Me: I’ve seen those sources that say 85% or 87% of projects fail, but they seem to just make up the numbers out of thin air. Where’s the data? I’m skeptical of your skepticism!

More seriously, what does it mean for a data science project to fail? Kohavi, Tang, and Xu point out that most experiments do fail in the sense that a proposed change turns out not to be better than the existing system. This is not failure in the business sense, though, because these experiments still lead to good decisions and fast innovation cadence.

More generally, the most valuable thing statistical modelers bring to the table is their culture. Data scientists insist on justifying ideas with evidence instead of intuition, especially by quantifying model performance. Before we run an experiment, we need to know what metrics we use to evaluate a new idea. Before we deploy a complex predictive model, we need to know what the baseline is. It’s probably the current deterministic, hard-coded system, which you don’t even think of as a model, let alone measure! So even if some projects fail, strong data scientists raise the bar for the whole organization.

Modeling experts also increase the pace of innovation by spotting potential modeling problems ahead of time. In recommender systems, for example, it’s important to think upfront about how to avoid closed feedback loops, how to address the cold start problem, and how to ensure algorithmic fairness.

Not everything can be planned in a data science project, however. Unlike other engineering disciplines, we cannot a priori promise concrete results or even solid road maps to our partners, because we don’t know what we’ll find in the data. Having a distinct data science role helps to communicate this limitation.

There are too many data scientists

Skeptic: Maybe really good senior data scientists add value but there’s now a glut of junior data scientists. These poor folks end up at companies that aren’t ready for statistical models, wasting their training and talent.

Me: As we said above, data cleaning is part of statistical modeling, and data science training programs should emphasize this more. People who want to specialize in modeling should look for jobs at larger companies, although even this isn’t a perfect panacea; understanding data and engineering pipelines is always important.
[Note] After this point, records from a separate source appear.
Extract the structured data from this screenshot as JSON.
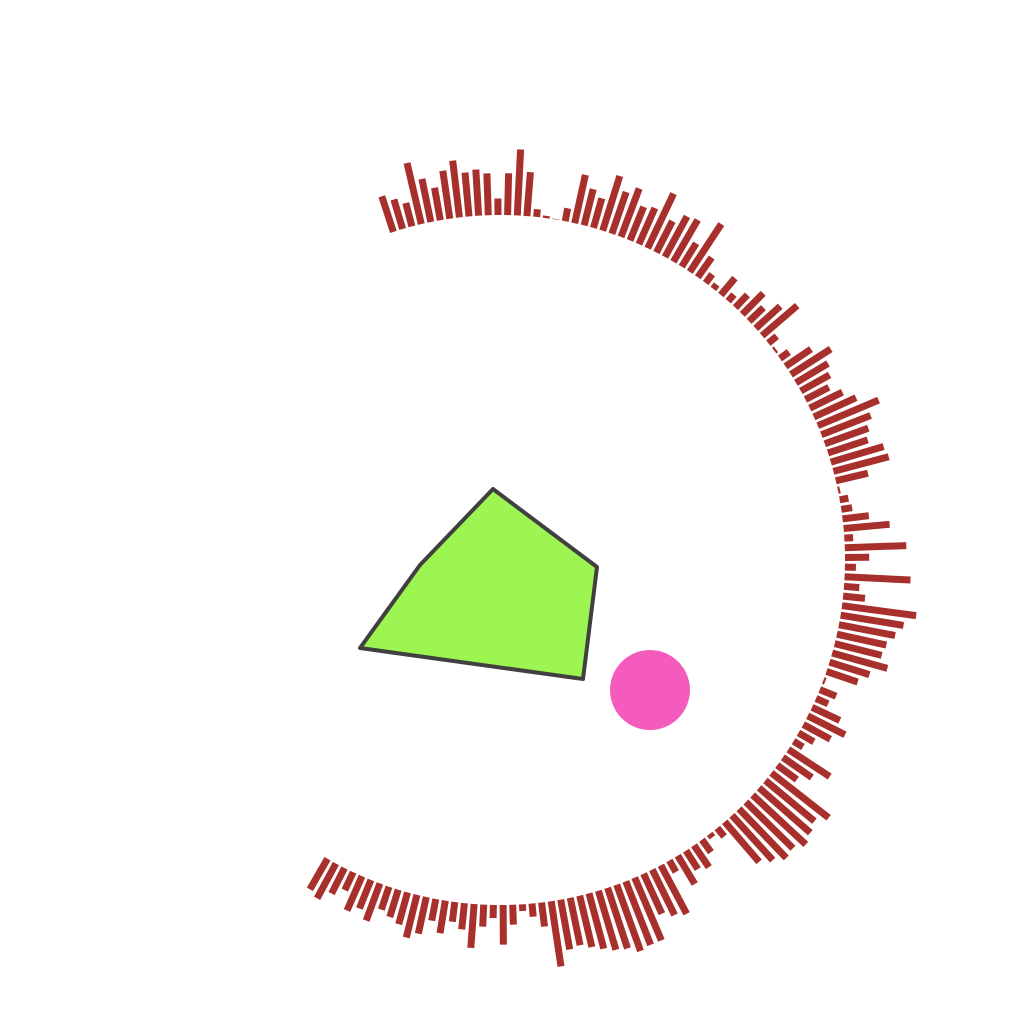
{
  "colors": {
    "background": "#ffffff",
    "bars": "#a8302c",
    "polygon_fill": "#9cf550",
    "polygon_stroke": "#404040",
    "circle_fill": "#f45bbd"
  },
  "shapes": {
    "polygon": "green-pentagon",
    "circle": "pink-dot",
    "radial_bars": "red-radial-bar-ring"
  },
  "radial_bars": {
    "series": "radial",
    "values": [
      0.34,
      0.28,
      0.22,
      0.57,
      0.4,
      0.3,
      0.44,
      0.52,
      0.4,
      0.42,
      0.38,
      0.15,
      0.38,
      0.6,
      0.4,
      0.07,
      0.02,
      0.0,
      0.12,
      0.45,
      0.34,
      0.28,
      0.52,
      0.4,
      0.47,
      0.33,
      0.36,
      0.55,
      0.32,
      0.42,
      0.44,
      0.25,
      0.52,
      0.22,
      0.1,
      0.05,
      0.2,
      0.08,
      0.16,
      0.27,
      0.18,
      0.3,
      0.42,
      0.1,
      0.02,
      0.1,
      0.28,
      0.43,
      0.34,
      0.3,
      0.24,
      0.33,
      0.42,
      0.6,
      0.48,
      0.42,
      0.38,
      0.5,
      0.52,
      0.3,
      0.02,
      0.08,
      0.1,
      0.24,
      0.42,
      0.08,
      0.56,
      0.22,
      0.1,
      0.6,
      0.14,
      0.2,
      0.68,
      0.58,
      0.52,
      0.46,
      0.44,
      0.52,
      0.38,
      0.3,
      0.02,
      0.16,
      0.12,
      0.28,
      0.38,
      0.28,
      0.16,
      0.1,
      0.45,
      0.32,
      0.22,
      0.66,
      0.58,
      0.62,
      0.66,
      0.6,
      0.62,
      0.55,
      0.48,
      0.1,
      0.04,
      0.14,
      0.24,
      0.2,
      0.3,
      0.12,
      0.5,
      0.46,
      0.4,
      0.62,
      0.62,
      0.64,
      0.58,
      0.56,
      0.52,
      0.48,
      0.44,
      0.46,
      0.6,
      0.22,
      0.12,
      0.06,
      0.18,
      0.36,
      0.12,
      0.2,
      0.4,
      0.24,
      0.18,
      0.3,
      0.2,
      0.34,
      0.4,
      0.3,
      0.26,
      0.22,
      0.36,
      0.28,
      0.34,
      0.18,
      0.26,
      0.36,
      0.32
    ]
  }
}
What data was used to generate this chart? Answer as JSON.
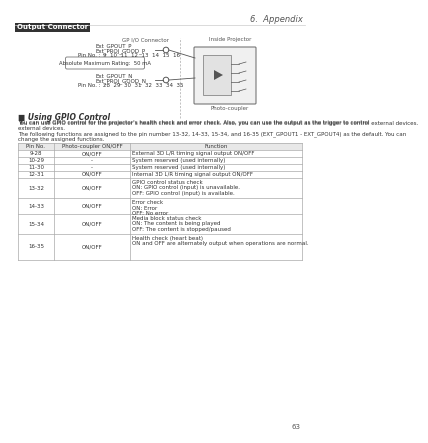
{
  "page_title": "6.  Appendix",
  "section_title": "Output Connector",
  "gp_io_label": "GP I/O Connector",
  "inside_proj_label": "Inside Projector",
  "signal_p1": "Ext_GPOUT_P",
  "signal_p2": "Ext_PROJ_GOOD_P",
  "pin_label_p": "Pin No. :",
  "pins_p": "9  10  11  12  13  14  15  16",
  "abs_max": "Absolute Maximum Rating:  50 mA",
  "signal_n1": "Ext_GPOUT_N",
  "signal_n2": "Ext_PROJ_GOOD_N",
  "pin_label_n": "Pin No. :",
  "pins_n": "28  29  30  31  32  33  34  35",
  "photo_coupler_label": "Photo-coupler",
  "using_gpio_title": "■ Using GPIO Control",
  "body_text1": "You can use GPIO control for the projector’s health check and error check. Also, you can use the output as the trigger to control external devices.",
  "body_text2": "The following functions are assigned to the pin number 13-32, 14-33, 15-34, and 16-35 (EXT_GPOUT1 - EXT_GPOUT4) as the default.  You can change the assigned functions.",
  "table_headers": [
    "Pin No.",
    "Photo-coupler ON/OFF",
    "Function"
  ],
  "table_rows": [
    [
      "9-28",
      "ON/OFF",
      "External 3D L/R timing signal output ON/OFF"
    ],
    [
      "10-29",
      "-",
      "System reserved (used internally)"
    ],
    [
      "11-30",
      "-",
      "System reserved (used internally)"
    ],
    [
      "12-31",
      "ON/OFF",
      "Internal 3D L/R timing signal output ON/OFF"
    ],
    [
      "13-32",
      "ON/OFF",
      "GPIO control status check\nON: GPIO control (input) is unavailable.\nOFF: GPIO control (input) is available."
    ],
    [
      "14-33",
      "ON/OFF",
      "Error check\nON: Error\nOFF: No error"
    ],
    [
      "15-34",
      "ON/OFF",
      "Media block status check\nON: The content is being played\nOFF: The content is stopped/paused"
    ],
    [
      "16-35",
      "ON/OFF",
      "Health check (heart beat)\nON and OFF are alternately output when operations are normal."
    ]
  ],
  "page_number": "63",
  "bg_color": "#ffffff",
  "text_color": "#333333",
  "table_border": "#aaaaaa",
  "section_title_bg": "#333333",
  "section_title_color": "#ffffff",
  "divider_color": "#999999",
  "diagram_text_color": "#555555"
}
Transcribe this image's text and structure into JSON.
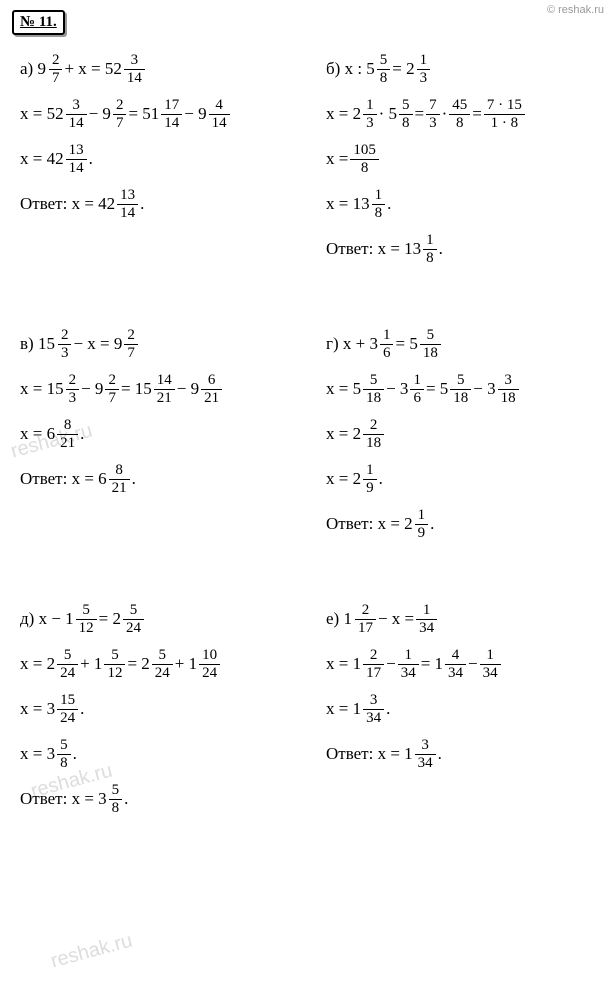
{
  "watermark": "© reshak.ru",
  "problem_label": "№ 11.",
  "diag_watermark": "reshak.ru",
  "problems": {
    "a": {
      "label": "а)",
      "eq": [
        "9",
        "2",
        "7",
        " + x = 52",
        "3",
        "14"
      ],
      "step1": [
        "x = 52",
        "3",
        "14",
        " − 9",
        "2",
        "7",
        " = 51",
        "17",
        "14",
        " − 9",
        "4",
        "14"
      ],
      "result": [
        "x = 42",
        "13",
        "14",
        "."
      ],
      "answer": [
        "Ответ: x = 42",
        "13",
        "14",
        "."
      ]
    },
    "b": {
      "label": "б)",
      "eq": [
        "x : 5",
        "5",
        "8",
        " = 2",
        "1",
        "3"
      ],
      "step1": [
        "x = 2",
        "1",
        "3",
        " · 5",
        "5",
        "8",
        " = ",
        "7",
        "3",
        " · ",
        "45",
        "8",
        " = ",
        "7 · 15",
        "1 · 8"
      ],
      "step2": [
        "x = ",
        "105",
        "8"
      ],
      "result": [
        "x = 13",
        "1",
        "8",
        "."
      ],
      "answer": [
        "Ответ: x = 13",
        "1",
        "8",
        "."
      ]
    },
    "v": {
      "label": "в)",
      "eq": [
        "15",
        "2",
        "3",
        " − x = 9",
        "2",
        "7"
      ],
      "step1": [
        "x = 15",
        "2",
        "3",
        " − 9",
        "2",
        "7",
        " = 15",
        "14",
        "21",
        " − 9",
        "6",
        "21"
      ],
      "result": [
        "x = 6",
        "8",
        "21",
        "."
      ],
      "answer": [
        "Ответ: x = 6",
        "8",
        "21",
        "."
      ]
    },
    "g": {
      "label": "г)",
      "eq": [
        "x + 3",
        "1",
        "6",
        " = 5",
        "5",
        "18"
      ],
      "step1": [
        "x = 5",
        "5",
        "18",
        " − 3",
        "1",
        "6",
        " = 5",
        "5",
        "18",
        " − 3",
        "3",
        "18"
      ],
      "step2": [
        "x = 2",
        "2",
        "18"
      ],
      "result": [
        "x = 2",
        "1",
        "9",
        "."
      ],
      "answer": [
        "Ответ: x = 2",
        "1",
        "9",
        "."
      ]
    },
    "d": {
      "label": "д)",
      "eq": [
        "x − 1",
        "5",
        "12",
        " = 2",
        "5",
        "24"
      ],
      "step1": [
        "x = 2",
        "5",
        "24",
        " + 1",
        "5",
        "12",
        " = 2",
        "5",
        "24",
        " + 1",
        "10",
        "24"
      ],
      "step2": [
        "x = 3",
        "15",
        "24",
        "."
      ],
      "result": [
        "x = 3",
        "5",
        "8",
        "."
      ],
      "answer": [
        "Ответ: x = 3",
        "5",
        "8",
        "."
      ]
    },
    "e": {
      "label": "е)",
      "eq": [
        "1",
        "2",
        "17",
        " − x = ",
        "1",
        "34"
      ],
      "step1": [
        "x = 1",
        "2",
        "17",
        " − ",
        "1",
        "34",
        " = 1",
        "4",
        "34",
        " − ",
        "1",
        "34"
      ],
      "result": [
        "x = 1",
        "3",
        "34",
        "."
      ],
      "answer": [
        "Ответ: x = 1",
        "3",
        "34",
        "."
      ]
    }
  }
}
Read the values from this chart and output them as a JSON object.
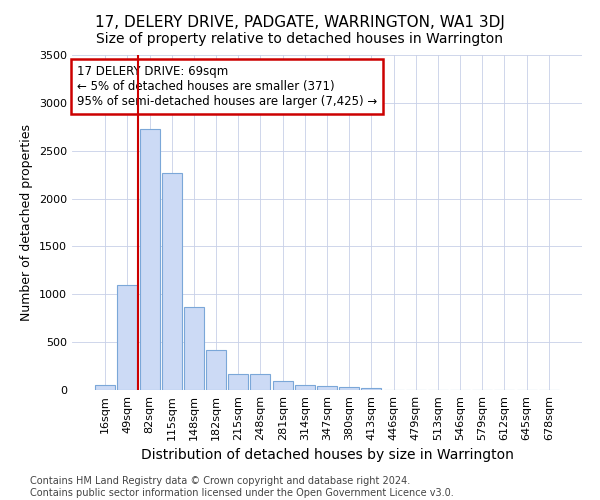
{
  "title": "17, DELERY DRIVE, PADGATE, WARRINGTON, WA1 3DJ",
  "subtitle": "Size of property relative to detached houses in Warrington",
  "xlabel": "Distribution of detached houses by size in Warrington",
  "ylabel": "Number of detached properties",
  "bar_labels": [
    "16sqm",
    "49sqm",
    "82sqm",
    "115sqm",
    "148sqm",
    "182sqm",
    "215sqm",
    "248sqm",
    "281sqm",
    "314sqm",
    "347sqm",
    "380sqm",
    "413sqm",
    "446sqm",
    "479sqm",
    "513sqm",
    "546sqm",
    "579sqm",
    "612sqm",
    "645sqm",
    "678sqm"
  ],
  "bar_values": [
    50,
    1100,
    2730,
    2270,
    870,
    415,
    170,
    170,
    95,
    55,
    45,
    30,
    20,
    0,
    0,
    0,
    0,
    0,
    0,
    0,
    0
  ],
  "bar_color": "#ccdaf5",
  "bar_edge_color": "#7ba7d8",
  "property_line_x": 1.5,
  "annotation_line1": "17 DELERY DRIVE: 69sqm",
  "annotation_line2": "← 5% of detached houses are smaller (371)",
  "annotation_line3": "95% of semi-detached houses are larger (7,425) →",
  "annotation_box_facecolor": "#ffffff",
  "annotation_box_edgecolor": "#cc0000",
  "red_line_color": "#cc0000",
  "ylim": [
    0,
    3500
  ],
  "yticks": [
    0,
    500,
    1000,
    1500,
    2000,
    2500,
    3000,
    3500
  ],
  "footer_line1": "Contains HM Land Registry data © Crown copyright and database right 2024.",
  "footer_line2": "Contains public sector information licensed under the Open Government Licence v3.0.",
  "bg_color": "#ffffff",
  "grid_color": "#c8d0e8",
  "title_fontsize": 11,
  "subtitle_fontsize": 10,
  "xlabel_fontsize": 10,
  "ylabel_fontsize": 9,
  "tick_fontsize": 8,
  "footer_fontsize": 7
}
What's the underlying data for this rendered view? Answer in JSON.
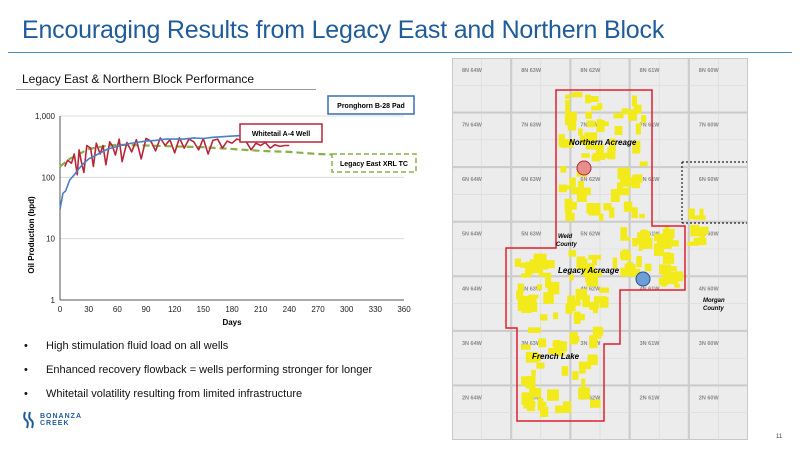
{
  "slide": {
    "title": "Encouraging Results from Legacy East and Northern Block",
    "subtitle": "Legacy East & Northern Block Performance",
    "bullets": [
      "High stimulation fluid load on all wells",
      "Enhanced recovery flowback = wells performing stronger for longer",
      "Whitetail volatility resulting from limited infrastructure"
    ],
    "logo": [
      "BONANZA",
      "CREEK"
    ],
    "page_number": "11"
  },
  "chart_data": {
    "type": "line",
    "xlabel": "Days",
    "ylabel": "Oil Production (bpd)",
    "xlim": [
      0,
      360
    ],
    "ylim": [
      1,
      1000
    ],
    "y_scale": "log",
    "x_ticks": [
      "0",
      "30",
      "60",
      "90",
      "120",
      "150",
      "180",
      "210",
      "240",
      "270",
      "300",
      "330",
      "360"
    ],
    "y_ticks": [
      "1",
      "10",
      "100",
      "1,000"
    ],
    "series": [
      {
        "name": "Pronghorn B-28 Pad",
        "color": "#4a7fc4",
        "x": [
          0,
          3,
          6,
          10,
          15,
          20,
          25,
          30,
          40,
          50,
          60,
          70,
          80,
          90,
          100,
          110,
          120,
          130,
          140,
          150,
          160,
          170,
          180,
          190,
          200,
          210,
          220,
          230,
          240,
          250,
          260,
          265
        ],
        "y": [
          30,
          55,
          60,
          90,
          110,
          140,
          170,
          200,
          240,
          290,
          320,
          350,
          370,
          390,
          400,
          420,
          420,
          420,
          440,
          430,
          450,
          460,
          470,
          480,
          490,
          500,
          510,
          520,
          530,
          540,
          560,
          570
        ]
      },
      {
        "name": "Whitetail A-4 Well",
        "color": "#b8263a",
        "x": [
          5,
          8,
          12,
          15,
          18,
          20,
          22,
          25,
          28,
          32,
          35,
          38,
          42,
          45,
          48,
          52,
          55,
          58,
          62,
          65,
          70,
          75,
          80,
          85,
          90,
          95,
          100,
          105,
          110,
          115,
          120,
          125,
          130,
          135,
          140,
          145,
          150,
          155,
          160,
          165,
          170,
          175,
          180,
          185,
          190,
          195,
          200,
          205,
          210,
          215,
          220,
          225,
          230,
          235,
          240
        ],
        "y": [
          150,
          190,
          170,
          240,
          110,
          280,
          190,
          120,
          330,
          300,
          150,
          360,
          240,
          330,
          160,
          380,
          320,
          230,
          420,
          180,
          370,
          260,
          410,
          200,
          430,
          390,
          270,
          440,
          330,
          410,
          250,
          440,
          300,
          420,
          380,
          280,
          430,
          240,
          400,
          420,
          300,
          390,
          360,
          420,
          400,
          380,
          280,
          360,
          330,
          370,
          300,
          340,
          320,
          330,
          330
        ]
      },
      {
        "name": "Legacy East XRL TC",
        "color": "#8ab04a",
        "x": [
          0,
          10,
          20,
          30,
          45,
          60,
          90,
          120,
          150,
          180,
          210,
          240,
          270,
          300,
          330,
          360
        ],
        "y": [
          150,
          200,
          240,
          290,
          320,
          340,
          330,
          320,
          310,
          290,
          270,
          260,
          240,
          230,
          215,
          200
        ]
      }
    ],
    "legend_labels": [
      "Pronghorn B-28 Pad",
      "Whitetail A-4 Well",
      "Legacy East XRL TC"
    ]
  },
  "map": {
    "grid": [
      [
        "8N 64W",
        "8N 63W",
        "8N 62W",
        "8N 61W",
        "8N 60W"
      ],
      [
        "7N 64W",
        "7N 63W",
        "7N 62W",
        "7N 61W",
        "7N 60W"
      ],
      [
        "6N 64W",
        "6N 63W",
        "6N 62W",
        "6N 61W",
        "6N 60W"
      ],
      [
        "5N 64W",
        "5N 63W",
        "5N 62W",
        "5N 61W",
        "5N 60W"
      ],
      [
        "4N 64W",
        "4N 63W",
        "4N 62W",
        "4N 61W",
        "4N 60W"
      ],
      [
        "3N 64W",
        "3N 63W",
        "3N 62W",
        "3N 61W",
        "3N 60W"
      ],
      [
        "2N 64W",
        "2N 63W",
        "2N 62W",
        "2N 61W",
        "2N 60W"
      ]
    ],
    "labels": {
      "northern": "Northern Acreage",
      "legacy": "Legacy Acreage",
      "french": "French Lake",
      "weld": [
        "Weld",
        "County"
      ],
      "morgan": [
        "Morgan",
        "County"
      ]
    },
    "colors": {
      "acreage": "#f2ea1a",
      "outline": "#e0202e",
      "marker_north": "#e58f8a",
      "marker_legacy": "#6c9ed8"
    }
  }
}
It may be true that data science labor supply exceeds demand, at least in terms of jobs with an explicit “data scientist” title. This perspective misses the forest for the trees. Aspiring data scientists may have to broaden their job search to other titles or target roles on specific business units, but statistical modeling can and should be applied to virtually every industry job. No matter the title, people with good modeling skills will be more effective and rise to the top.

It’s important to actually learn statistical modeling, though, whether through a degree, bootcamp, or self-study. One cannot focus entirely on data engineering and MLOps to land a job, then hope to switch to the data science team later without any modeling experience.

Conclusion

The field of data science has certainly received a lot of hype over the past 10 years, and a certain amount of pushback is inevitable, even productive. But let’s not forget the value that its core skill of statistical modeling brings to the table.